Sascha. Seandainya dia bisa melihat bintang, pasti sekarang dia sedang duduk di sampingku sambil menunjuk satu bintang paling terang dan bergumam, “Bunda, ambilkan bintang itu untuk Sascha ya!” lalu menyeringai lebar kegirangan seperti anak normal lain. Tanpa sadar, air mataku mengalir lagi. Bersamaan dengan sebuah tepukan di pundakku. Aku menoleh sambil mengusap air mataku dengan cepat.
“Bun, geser dong. Ayah mau duduk.” aku menggeser posisis tubuhku.
“Bun, ayah bahagia dititipi Sascha” dia menggumam. aku menatapnya bingung tapi tak menyangkal apapun.
“Bunda tahu? Sebelum melahirkan seorang anak cacat ke dunia, malaikat dan Tuhan mengadakan sidang.” Aku diam tak menjawab, tapi ayah tahu aku mendengarkan. Lalu dia melanjutkan lagi, “Tuhan dan malaikat berargumen siapa orang tua yang pantas untuk anak cacat tersebut. Orang tua yang mampu bersanding dengan anak tersebut. Orang tua yang mampu menyayangi anak tersebut dengan sepenuh hati, melindunginya dari bahaya, memberikan apa yang ia butuhkan. Tuhan mempercayai kita, Bun.
“Tuhan yakin bunda bisa menyayangi Sascha, Tuhan yakin bunda bisa membimbing Sascha, makannya Tuhan menitipkan Sascha pada bunda, karena Tuhan tahu bunda yang terbaik untuk Sascha. Bunda yang bisa mengimbangi Sascha.” Aku tersenyum lebar. Satu tetes air mata bahagia mengalir di pipiku.
Aku menyandarkan kepalaku di pundak ayah sambil berkata, “Dan Tuhan tau cuma Ayah yang bisa mendampingi bunda dalam memberikan yang terbaik untuk Sascha.
§§§
Sascha berumur tujuh tahun sekarang. Dia kemana-mana menggunakan tongkat untuk membantunya berjalan. Hari ini hari pertamanya di salah satu sekolah khusus setara dengn SD. Sudah pukul sepuluh, pasti sebentar lagi Sascha pulang di jemput ayahnya.
“Bubun, Sascha pulang!” teriak malaikat kecilku sambil mengetuk-ketukkan tongkatnya di lantai. Benar kan.
Aku menyambutnya.
“Gimana Sascha sekolahnya? Senang?” tanyaku sambil membantu melepas tasnya.
“Sascha senang, bun. Teman-teman Sascha banyak, dan semua baik.” Sascha bercerita dengan sangat ekspresif. “Sascha belajar banyaak sekali hal baru. Oh ya, teman-teman nggak mau panggil Sascha, maunya manggil Vira. Katanya, Sascha itu susah diucapkan. Padahal nama Sascha kan bagus.” lalu dia mengakhiri ocehannya dengan tertawa riang. Aku menatap ayah Sascha sambil tersenyum.

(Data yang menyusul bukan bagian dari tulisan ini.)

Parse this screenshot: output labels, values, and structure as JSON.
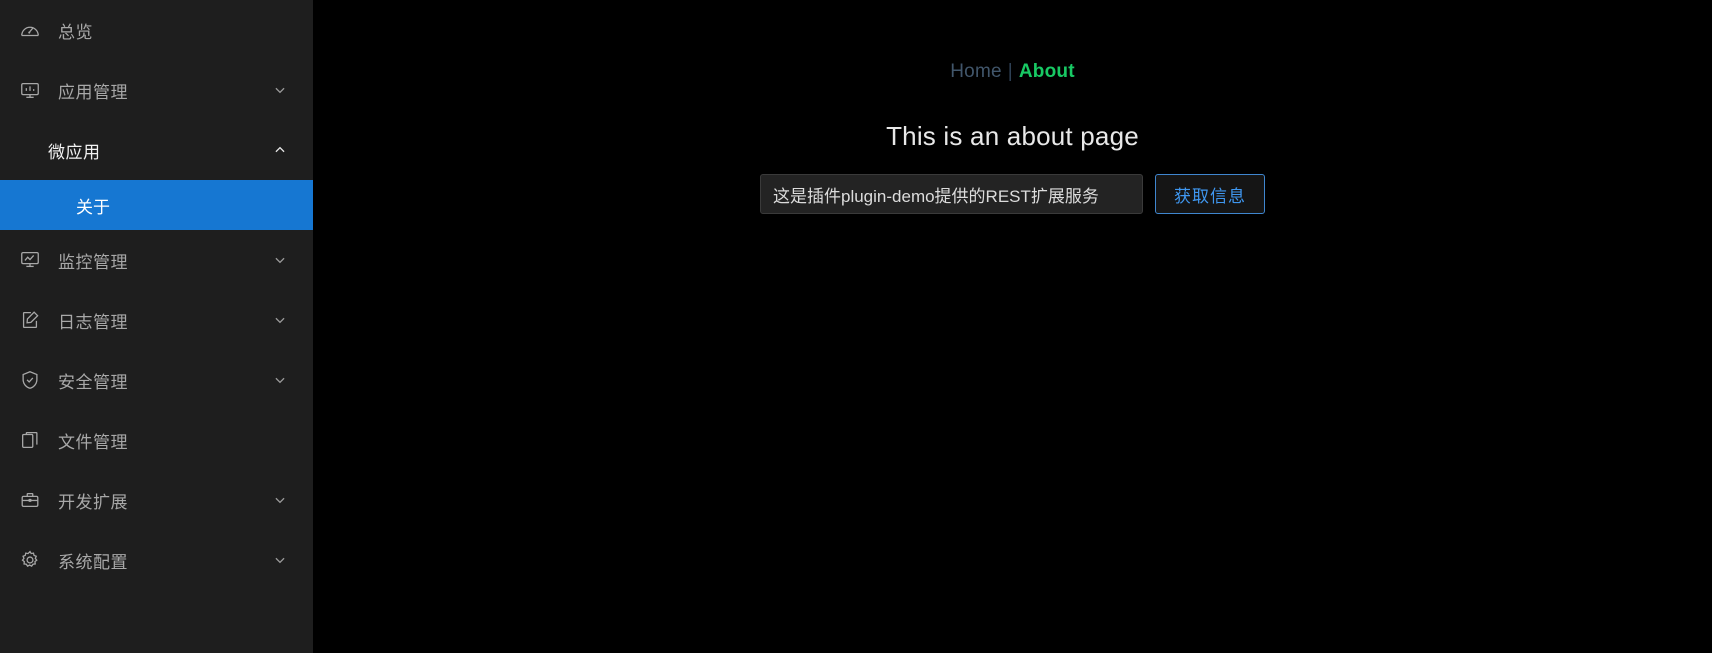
{
  "sidebar": {
    "items": [
      {
        "label": "总览",
        "icon": "gauge-icon",
        "name": "overview",
        "has_chevron": false,
        "expanded": false
      },
      {
        "label": "应用管理",
        "icon": "monitor-icon",
        "name": "app-management",
        "has_chevron": true,
        "expanded": false
      }
    ],
    "submenu": {
      "label": "微应用",
      "name": "micro-app",
      "expanded": true,
      "children": [
        {
          "label": "关于",
          "name": "about",
          "active": true
        }
      ]
    },
    "items_after": [
      {
        "label": "监控管理",
        "icon": "monitor-chart-icon",
        "name": "monitor-management",
        "has_chevron": true
      },
      {
        "label": "日志管理",
        "icon": "edit-note-icon",
        "name": "log-management",
        "has_chevron": true
      },
      {
        "label": "安全管理",
        "icon": "shield-check-icon",
        "name": "security-management",
        "has_chevron": true
      },
      {
        "label": "文件管理",
        "icon": "file-copy-icon",
        "name": "file-management",
        "has_chevron": false
      },
      {
        "label": "开发扩展",
        "icon": "toolbox-icon",
        "name": "dev-extension",
        "has_chevron": true
      },
      {
        "label": "系统配置",
        "icon": "gear-icon",
        "name": "system-config",
        "has_chevron": true
      }
    ]
  },
  "main": {
    "breadcrumb": {
      "home_label": "Home",
      "separator": "|",
      "about_label": "About"
    },
    "page_title": "This is an about page",
    "form": {
      "input_value": "这是插件plugin-demo提供的REST扩展服务",
      "input_placeholder": "",
      "button_label": "获取信息"
    }
  },
  "colors": {
    "sidebar_bg": "#1e1e1e",
    "main_bg": "#000000",
    "active_item": "#1677d2",
    "accent_green": "#18c964",
    "accent_blue": "#3f97f0",
    "muted_text": "#a8a8a8"
  }
}
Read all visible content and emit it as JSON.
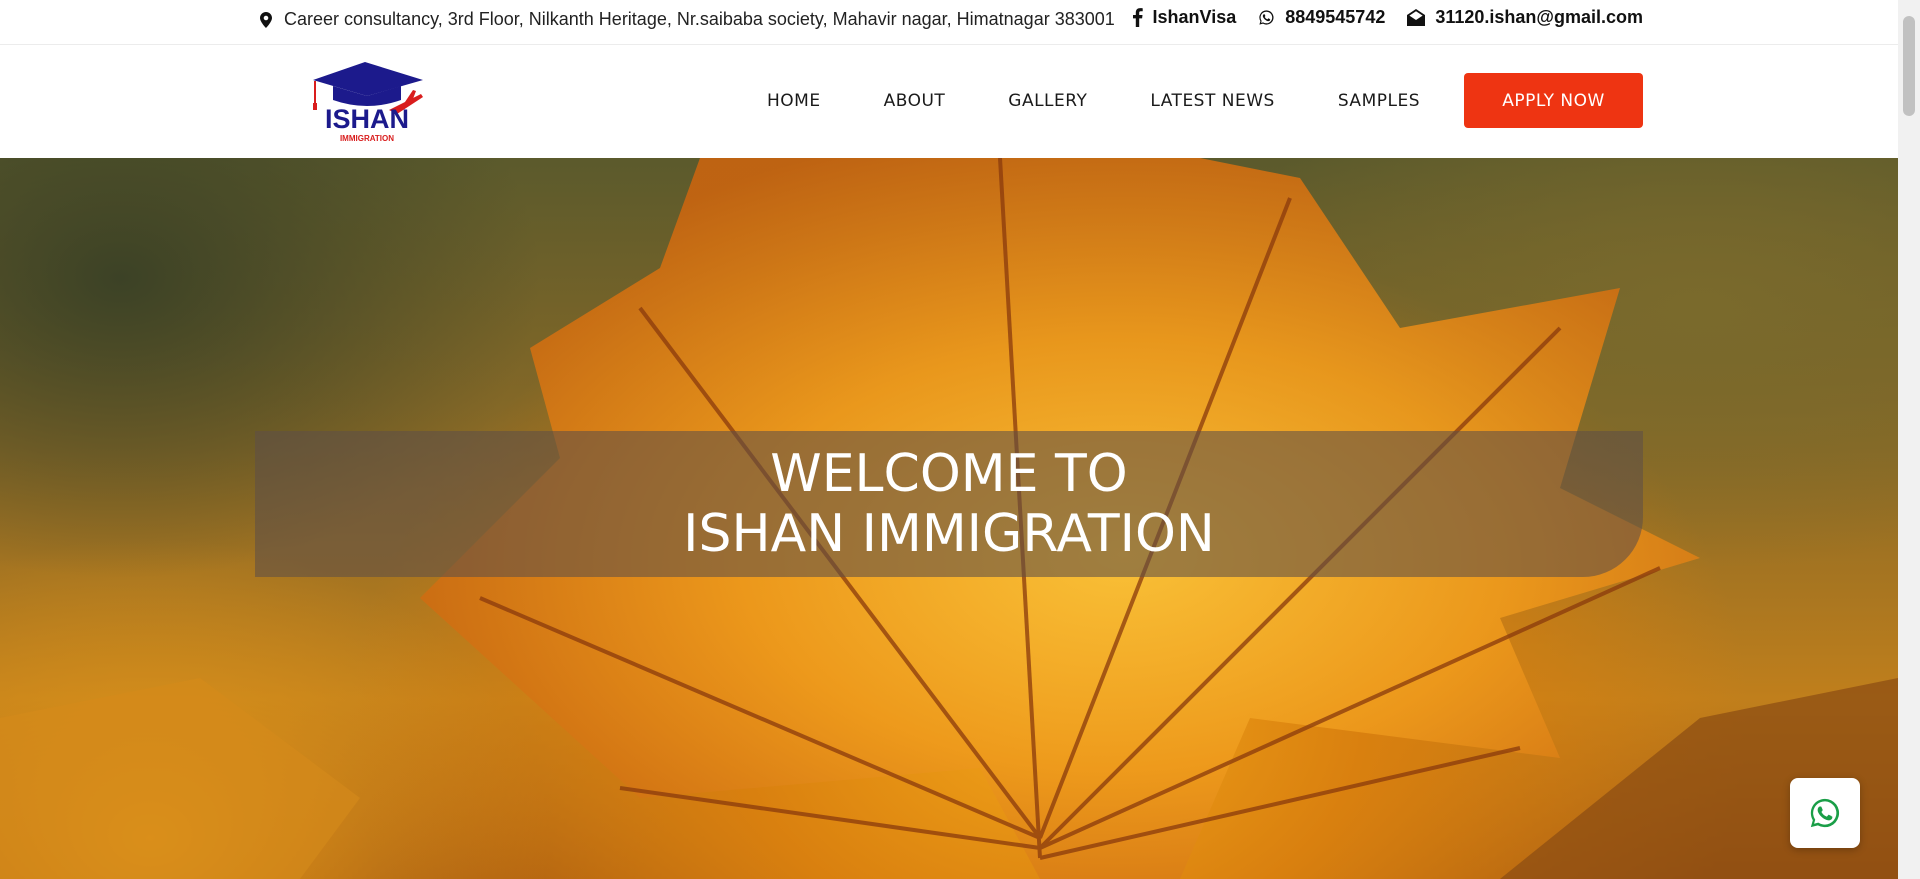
{
  "topbar": {
    "address": "Career consultancy, 3rd Floor, Nilkanth Heritage, Nr.saibaba society, Mahavir nagar, Himatnagar 383001",
    "facebook": "IshanVisa",
    "phone": "8849545742",
    "email": "31120.ishan@gmail.com",
    "icons": [
      "map-marker-icon",
      "facebook-icon",
      "whatsapp-icon",
      "envelope-icon"
    ]
  },
  "logo": {
    "name": "ISHAN",
    "tagline": "IMMIGRATION"
  },
  "nav": {
    "items": [
      {
        "label": "HOME"
      },
      {
        "label": "ABOUT"
      },
      {
        "label": "GALLERY"
      },
      {
        "label": "LATEST NEWS"
      },
      {
        "label": "SAMPLES"
      }
    ],
    "apply_label": "APPLY NOW"
  },
  "hero": {
    "line1": "WELCOME TO",
    "line2": "ISHAN IMMIGRATION"
  },
  "colors": {
    "accent": "#ee3412",
    "logo_blue": "#1c1a8c",
    "whatsapp_green": "#1a9e47"
  }
}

“Bunda?” panggilnya sambil meraba-raba tanganku.
“Meski aku tak bisa melihat wajah bunda, tapi aku masih bisa mendengar suara bunda, masih bisa menyentuh bunda, masih bisa menyerukan nama bunda. Yang paling penting, aku masih bisa merasakan kasih sayang bunda. Tuhan baik banget kasih aku orang tua sebaik bunda. Sascha sayang bunda” aku terhenyak. Ku bungkam mulutku dengan tangan kiri untukk menghalau isakan tangis.
Ku peluk erat tubuh malaikat kecilku dengan penuh kasih sayang. Tuhan, bahkan umurnya baru tujuh tahun. Kenapa dia bisa merangkai kata begitu indah. Bukankah dia memiliki keterbatasan, Tuhan, kenapa tutur katanya begitu rapi? Dia buta, Tuhan. Aku berbanjir air mata. Begitu bahagia mendapati karunia Tuhan yang tak terhenti.
Sascha. Bunda tahu kamu tidak bisa melihat. Tapi kamu bisa melihat duniamu lebih dari yang orang normal bisa lihat. Bunda tahu kamu tidak tahu bagaimana wajah bunda, tapi bunda tahu hatimu mencetak wajah bunda dengan sangat baik. Bunda tahu matamu tak bisa melihat. Tapi hati kamu bisa melihat dunia luas dengan sangat baik melebihi yang orang normal bisa lakukan.
 Sascha, terimakasih kamu telah mengajarkan banyak hal pada bunda. Sascha telah bercerita pada bunda tentang keyakinan. Kini bunda yakin, akan ada cahaya dalam setiap kegelapan. Dan Sascha yang akan terus menjadi cahaya buat bunda. Karna Sascha, bintang hati bunda. Terimakasih kau titipkan Sascha padaku Tuhan. Bukan kepada orang lain
“Bunda juga sayang Sascha lebih dari yang kamu tahu, nak” ucapku dalam sela-sela tangis haru ku.